La ragazza, madre di due figli, viene rimproverata dalle guardie di sicurezza perché non indossa come si deve il velo islamico. Per protesta lei si toglie i vestiti e resta in slip e reggiseno viola, con le braccia conserte e i lunghi capelli sciolti. Prima si mette a sedere su un muretto tra gli studenti allibiti che riprendono la scena con il cellulare. Poi si allontana a piedi, uno schiaffo al regime senza precedenti. Finché un’auto la affianca e alcuni uomini la portano via.
Da quel momento la sorte di Ahoo è tutta da immaginare. Portata in commissariato, interrogata, trasferita in un carcere. E poi? Il copione è sempre lo stesso e i precedenti autorizzano le ipotesi più tragiche.
Mahsa Amini aveva 22 anni quando fu arrestata il 13 settembre 2022 dalla polizia religiosa per inosservanza della legge sull’obbligo del velo, in vigore dal 1981. Morì il 16 in ospedale dopo tre giorni di coma e ferite riconducibili a un pestaggio ed è diventata il faro del movimento di protesta Donna Vita Libertà, slogan gridato al suo funerale e poi dappertutto. La prima, non l’ultima.

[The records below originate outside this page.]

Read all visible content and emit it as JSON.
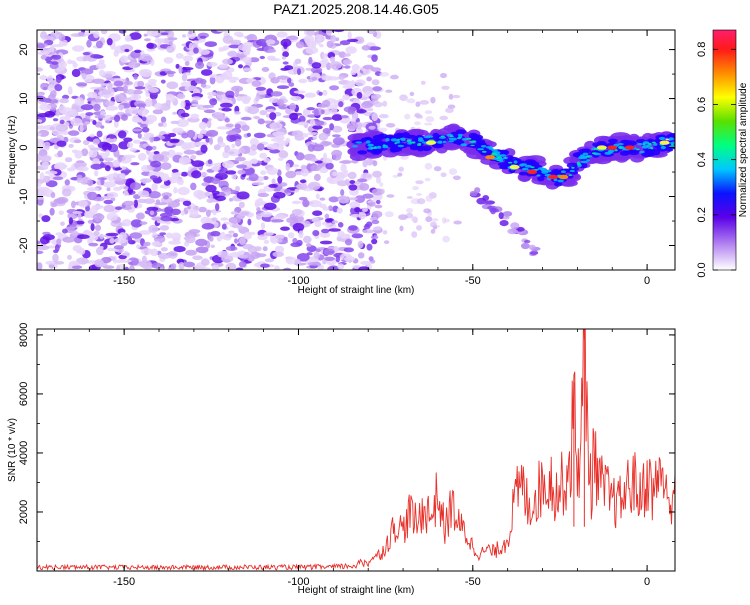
{
  "title": "PAZ1.2025.208.14.46.G05",
  "colors": {
    "snr_line": "#e8302a",
    "background": "#ffffff",
    "axis": "#000000"
  },
  "chart_data": [
    {
      "type": "heatmap",
      "title": "PAZ1.2025.208.14.46.G05",
      "xlabel": "Height of straight line (km)",
      "ylabel": "Frequency (Hz)",
      "xlim": [
        -175,
        8
      ],
      "ylim": [
        -25,
        24
      ],
      "xticks": [
        -150,
        -100,
        -50,
        0
      ],
      "yticks": [
        -20,
        -10,
        0,
        10,
        20
      ],
      "colormap": "rainbow",
      "colorbar": {
        "label": "Normalized spectral amplitude",
        "range": [
          0,
          0.87
        ],
        "ticks": [
          "0.0",
          "0.2",
          "0.4",
          "0.6",
          "0.8"
        ]
      },
      "features": [
        {
          "name": "noise",
          "x_range": [
            -175,
            -77
          ],
          "freq_range": [
            -25,
            24
          ],
          "amplitude": 0.1
        },
        {
          "name": "signal-trace",
          "trace": [
            [
              -84,
              0
            ],
            [
              -75,
              1
            ],
            [
              -65,
              1
            ],
            [
              -55,
              2
            ],
            [
              -50,
              1
            ],
            [
              -45,
              -1
            ],
            [
              -40,
              -3
            ],
            [
              -35,
              -4
            ],
            [
              -30,
              -5
            ],
            [
              -25,
              -6
            ],
            [
              -22,
              -5
            ],
            [
              -20,
              -3
            ],
            [
              -15,
              -1
            ],
            [
              -10,
              0
            ],
            [
              -5,
              0
            ],
            [
              0,
              0
            ],
            [
              5,
              1
            ],
            [
              8,
              1
            ]
          ],
          "amplitude": 0.85
        },
        {
          "name": "weak-branch",
          "trace": [
            [
              -50,
              -9
            ],
            [
              -45,
              -12
            ],
            [
              -40,
              -15
            ],
            [
              -35,
              -18
            ],
            [
              -32,
              -22
            ]
          ],
          "amplitude": 0.2
        }
      ]
    },
    {
      "type": "line",
      "xlabel": "Height of straight line (km)",
      "ylabel": "SNR (10 * v/v)",
      "xlim": [
        -175,
        8
      ],
      "ylim": [
        0,
        8200
      ],
      "xticks": [
        -150,
        -100,
        -50,
        0
      ],
      "yticks": [
        2000,
        4000,
        6000,
        8000
      ],
      "series": [
        {
          "x": [
            -175,
            -160,
            -140,
            -120,
            -100,
            -90,
            -85,
            -80,
            -76,
            -74,
            -72,
            -70,
            -68,
            -66,
            -64,
            -62,
            -60,
            -58,
            -56,
            -54,
            -52,
            -50,
            -48,
            -46,
            -44,
            -42,
            -40,
            -38,
            -36,
            -34,
            -32,
            -30,
            -28,
            -26,
            -24,
            -22,
            -21,
            -20,
            -19,
            -18,
            -17,
            -16,
            -15,
            -14,
            -12,
            -10,
            -8,
            -6,
            -4,
            -2,
            0,
            2,
            4,
            6,
            8
          ],
          "y": [
            150,
            150,
            140,
            150,
            150,
            160,
            200,
            350,
            700,
            1200,
            1800,
            1500,
            2200,
            1700,
            2400,
            2000,
            2900,
            1500,
            2500,
            1700,
            1400,
            900,
            600,
            800,
            700,
            900,
            1200,
            2600,
            3200,
            2400,
            2800,
            3200,
            3500,
            2900,
            3300,
            4000,
            6400,
            3800,
            4800,
            8200,
            5000,
            3100,
            4600,
            3300,
            3000,
            2600,
            2500,
            3000,
            3400,
            2700,
            3500,
            2800,
            4000,
            2300,
            3300
          ]
        }
      ]
    }
  ]
}
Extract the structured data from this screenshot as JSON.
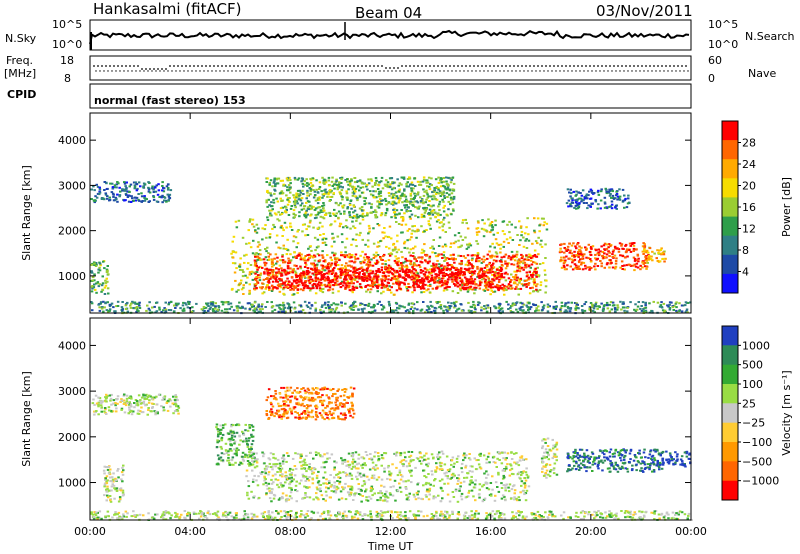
{
  "header": {
    "station": "Hankasalmi (fitACF)",
    "beam": "Beam 04",
    "date": "03/Nov/2011"
  },
  "strips": {
    "nsky_label": "N.Sky",
    "nsky_ticks": [
      "10^5",
      "10^0"
    ],
    "nsearch_label": "N.Search",
    "nsearch_ticks": [
      "10^5",
      "10^0"
    ],
    "freq_label_1": "Freq.",
    "freq_label_2": "[MHz]",
    "freq_ticks": [
      "18",
      "8"
    ],
    "nave_label": "Nave",
    "nave_ticks": [
      "60",
      "0"
    ],
    "cpid_label": "CPID",
    "cpid_text": "normal (fast stereo) 153"
  },
  "chart_data": [
    {
      "type": "heatmap",
      "name": "power",
      "ylabel": "Slant Range [km]",
      "xlabel": "",
      "xlim": [
        0,
        24
      ],
      "ylim": [
        180,
        4600
      ],
      "y_ticks": [
        "1000",
        "2000",
        "3000",
        "4000"
      ],
      "x_ticks": [
        "00:00",
        "04:00",
        "08:00",
        "12:00",
        "16:00",
        "20:00",
        "00:00"
      ],
      "colorbar": {
        "label": "Power [dB]",
        "ticks": [
          "28",
          "24",
          "20",
          "16",
          "12",
          "8",
          "4"
        ],
        "colors": [
          "#ff0000",
          "#ff6600",
          "#ffaa00",
          "#f6dc00",
          "#9acd32",
          "#2e9e4a",
          "#2f7f85",
          "#1e4aa6",
          "#1010ff"
        ]
      },
      "regions": [
        {
          "t0": 0.0,
          "t1": 3.2,
          "r0": 2650,
          "r1": 3100,
          "level": 7
        },
        {
          "t0": 0.0,
          "t1": 0.7,
          "r0": 600,
          "r1": 1350,
          "level": 5
        },
        {
          "t0": 5.6,
          "t1": 18.2,
          "r0": 600,
          "r1": 2300,
          "level": 4
        },
        {
          "t0": 6.5,
          "t1": 17.8,
          "r0": 700,
          "r1": 1500,
          "level": 1
        },
        {
          "t0": 7.0,
          "t1": 16.5,
          "r0": 750,
          "r1": 1200,
          "level": 0
        },
        {
          "t0": 7.0,
          "t1": 14.5,
          "r0": 2300,
          "r1": 3200,
          "level": 5
        },
        {
          "t0": 18.7,
          "t1": 22.3,
          "r0": 1150,
          "r1": 1750,
          "level": 1
        },
        {
          "t0": 22.0,
          "t1": 23.0,
          "r0": 1300,
          "r1": 1650,
          "level": 3
        },
        {
          "t0": 19.0,
          "t1": 21.5,
          "r0": 2500,
          "r1": 2950,
          "level": 7
        },
        {
          "t0": 0.0,
          "t1": 24.0,
          "r0": 200,
          "r1": 450,
          "level": 6
        }
      ]
    },
    {
      "type": "heatmap",
      "name": "velocity",
      "ylabel": "Slant Range [km]",
      "xlabel": "Time UT",
      "xlim": [
        0,
        24
      ],
      "ylim": [
        180,
        4600
      ],
      "y_ticks": [
        "1000",
        "2000",
        "3000",
        "4000"
      ],
      "x_ticks": [
        "00:00",
        "04:00",
        "08:00",
        "12:00",
        "16:00",
        "20:00",
        "00:00"
      ],
      "colorbar": {
        "label": "Velocity [m s⁻¹]",
        "ticks": [
          "1000",
          "500",
          "100",
          "25",
          "−25",
          "−100",
          "−500",
          "−1000"
        ],
        "colors": [
          "#2040c0",
          "#2e8b57",
          "#33aa33",
          "#99dd44",
          "#c8c8c8",
          "#ffcc33",
          "#ff9900",
          "#ff6600",
          "#ff0000"
        ]
      },
      "regions": [
        {
          "t0": 0.0,
          "t1": 3.5,
          "r0": 2500,
          "r1": 2950,
          "level": 4
        },
        {
          "t0": 0.5,
          "t1": 1.3,
          "r0": 600,
          "r1": 1400,
          "level": 4
        },
        {
          "t0": 6.2,
          "t1": 17.5,
          "r0": 600,
          "r1": 1700,
          "level": 4
        },
        {
          "t0": 7.0,
          "t1": 10.5,
          "r0": 2400,
          "r1": 3100,
          "level": 7
        },
        {
          "t0": 5.0,
          "t1": 6.5,
          "r0": 1400,
          "r1": 2300,
          "level": 3
        },
        {
          "t0": 18.0,
          "t1": 18.6,
          "r0": 1100,
          "r1": 2000,
          "level": 4
        },
        {
          "t0": 19.0,
          "t1": 22.8,
          "r0": 1250,
          "r1": 1750,
          "level": 1
        },
        {
          "t0": 22.5,
          "t1": 24.0,
          "r0": 1350,
          "r1": 1700,
          "level": 0
        },
        {
          "t0": 0.0,
          "t1": 24.0,
          "r0": 200,
          "r1": 400,
          "level": 4
        }
      ]
    }
  ]
}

Durante le proteste nel suo nome fu fermata la sedicenne Nika Shakaram, in seguito stuprata e uccisa. Il gesto di Ahoo va oltre e mette in agitazione Amnesty International, che ne chiede il rilascio immediato. Secondo una newsletter di studenti su Telehram la ragazza è stata trasferita in un ospedale psichiatrico su ordine dell’intelligence dei Guardiani della Rivoluzione.

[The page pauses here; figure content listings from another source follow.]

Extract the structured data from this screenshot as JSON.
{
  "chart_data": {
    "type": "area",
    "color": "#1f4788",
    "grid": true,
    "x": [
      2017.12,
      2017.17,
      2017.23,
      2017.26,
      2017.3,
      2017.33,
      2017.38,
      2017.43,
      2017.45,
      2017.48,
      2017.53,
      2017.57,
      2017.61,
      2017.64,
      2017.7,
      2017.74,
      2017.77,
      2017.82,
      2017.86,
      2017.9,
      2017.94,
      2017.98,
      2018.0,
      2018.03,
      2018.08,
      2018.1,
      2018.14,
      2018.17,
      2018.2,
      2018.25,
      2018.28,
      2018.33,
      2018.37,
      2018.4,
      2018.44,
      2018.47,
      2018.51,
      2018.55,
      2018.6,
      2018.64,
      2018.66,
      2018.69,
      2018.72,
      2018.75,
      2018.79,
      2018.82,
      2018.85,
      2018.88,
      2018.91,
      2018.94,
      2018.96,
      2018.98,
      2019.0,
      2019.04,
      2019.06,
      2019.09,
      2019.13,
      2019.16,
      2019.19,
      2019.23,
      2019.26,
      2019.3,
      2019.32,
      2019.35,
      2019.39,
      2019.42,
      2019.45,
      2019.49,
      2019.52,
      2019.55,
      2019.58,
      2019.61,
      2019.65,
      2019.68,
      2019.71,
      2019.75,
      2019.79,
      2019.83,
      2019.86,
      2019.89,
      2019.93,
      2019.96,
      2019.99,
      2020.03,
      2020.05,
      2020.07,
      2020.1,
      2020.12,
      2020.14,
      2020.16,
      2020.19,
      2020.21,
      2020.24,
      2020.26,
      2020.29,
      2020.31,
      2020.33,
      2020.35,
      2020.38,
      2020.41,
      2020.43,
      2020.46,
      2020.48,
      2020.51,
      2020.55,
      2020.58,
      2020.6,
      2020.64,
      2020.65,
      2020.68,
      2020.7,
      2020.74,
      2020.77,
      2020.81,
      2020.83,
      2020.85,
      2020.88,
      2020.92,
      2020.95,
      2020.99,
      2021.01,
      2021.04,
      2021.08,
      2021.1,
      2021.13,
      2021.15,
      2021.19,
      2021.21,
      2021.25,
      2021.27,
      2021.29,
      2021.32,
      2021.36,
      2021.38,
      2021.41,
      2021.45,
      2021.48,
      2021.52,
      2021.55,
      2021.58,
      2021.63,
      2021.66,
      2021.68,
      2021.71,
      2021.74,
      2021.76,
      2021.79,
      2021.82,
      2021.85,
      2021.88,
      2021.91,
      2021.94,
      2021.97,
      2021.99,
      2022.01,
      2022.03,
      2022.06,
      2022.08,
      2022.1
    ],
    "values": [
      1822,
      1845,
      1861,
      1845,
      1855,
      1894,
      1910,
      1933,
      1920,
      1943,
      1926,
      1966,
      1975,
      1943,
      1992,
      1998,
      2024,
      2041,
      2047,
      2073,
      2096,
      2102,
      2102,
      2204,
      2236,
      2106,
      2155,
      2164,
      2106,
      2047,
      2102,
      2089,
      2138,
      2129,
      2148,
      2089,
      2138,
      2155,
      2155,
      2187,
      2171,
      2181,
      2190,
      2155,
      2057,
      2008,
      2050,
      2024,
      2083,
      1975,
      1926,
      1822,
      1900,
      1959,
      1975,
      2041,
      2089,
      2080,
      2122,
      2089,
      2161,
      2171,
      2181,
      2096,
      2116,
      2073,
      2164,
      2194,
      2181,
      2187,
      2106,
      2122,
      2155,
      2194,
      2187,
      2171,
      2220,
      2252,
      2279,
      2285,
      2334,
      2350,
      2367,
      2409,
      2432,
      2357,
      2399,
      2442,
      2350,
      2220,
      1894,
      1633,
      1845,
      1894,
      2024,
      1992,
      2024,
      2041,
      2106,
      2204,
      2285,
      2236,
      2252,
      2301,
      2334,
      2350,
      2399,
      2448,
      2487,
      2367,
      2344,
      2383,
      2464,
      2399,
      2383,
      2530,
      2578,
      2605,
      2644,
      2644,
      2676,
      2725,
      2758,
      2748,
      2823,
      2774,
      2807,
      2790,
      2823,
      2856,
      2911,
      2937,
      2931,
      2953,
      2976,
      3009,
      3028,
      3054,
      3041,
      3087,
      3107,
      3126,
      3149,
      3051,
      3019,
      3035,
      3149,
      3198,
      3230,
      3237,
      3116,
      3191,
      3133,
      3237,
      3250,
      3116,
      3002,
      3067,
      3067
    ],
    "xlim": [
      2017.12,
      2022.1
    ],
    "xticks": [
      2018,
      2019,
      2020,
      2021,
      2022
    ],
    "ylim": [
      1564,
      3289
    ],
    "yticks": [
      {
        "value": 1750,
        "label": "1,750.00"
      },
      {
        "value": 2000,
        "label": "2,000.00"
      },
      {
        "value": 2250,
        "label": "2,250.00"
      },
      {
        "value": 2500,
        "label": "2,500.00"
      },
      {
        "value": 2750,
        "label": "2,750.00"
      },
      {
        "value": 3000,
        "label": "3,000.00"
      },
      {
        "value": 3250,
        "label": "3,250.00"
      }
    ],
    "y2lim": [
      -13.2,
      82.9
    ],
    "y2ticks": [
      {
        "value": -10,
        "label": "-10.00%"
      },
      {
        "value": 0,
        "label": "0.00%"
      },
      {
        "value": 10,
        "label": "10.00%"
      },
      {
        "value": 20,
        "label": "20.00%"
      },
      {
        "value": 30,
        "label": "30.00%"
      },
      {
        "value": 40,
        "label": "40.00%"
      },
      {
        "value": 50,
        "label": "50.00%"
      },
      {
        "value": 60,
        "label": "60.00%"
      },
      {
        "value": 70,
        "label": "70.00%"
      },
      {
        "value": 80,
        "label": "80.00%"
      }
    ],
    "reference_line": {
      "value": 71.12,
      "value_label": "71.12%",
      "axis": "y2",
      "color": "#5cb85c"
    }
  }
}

L’università si affretta a precisare che ha “un grave disagio psicologico” e i media statali rintracciano il presunto marito, che conferma. Iran International – sito in inglese e persiano con sede a Londra - sposta però la prospettiva: l’opinione pubblica iraniana denuncia da tempo quella che viene definita una tattica del regime: delegittimare le manifestanti etichettandole come psicologicamente instabili. Sui social si moltiplicano gli omaggi al “coraggio eroico” della donna: mutandine a righe e reggiseno viola sono diventato il nuovo simbolo della lotta delle donne iraniane per la libertà.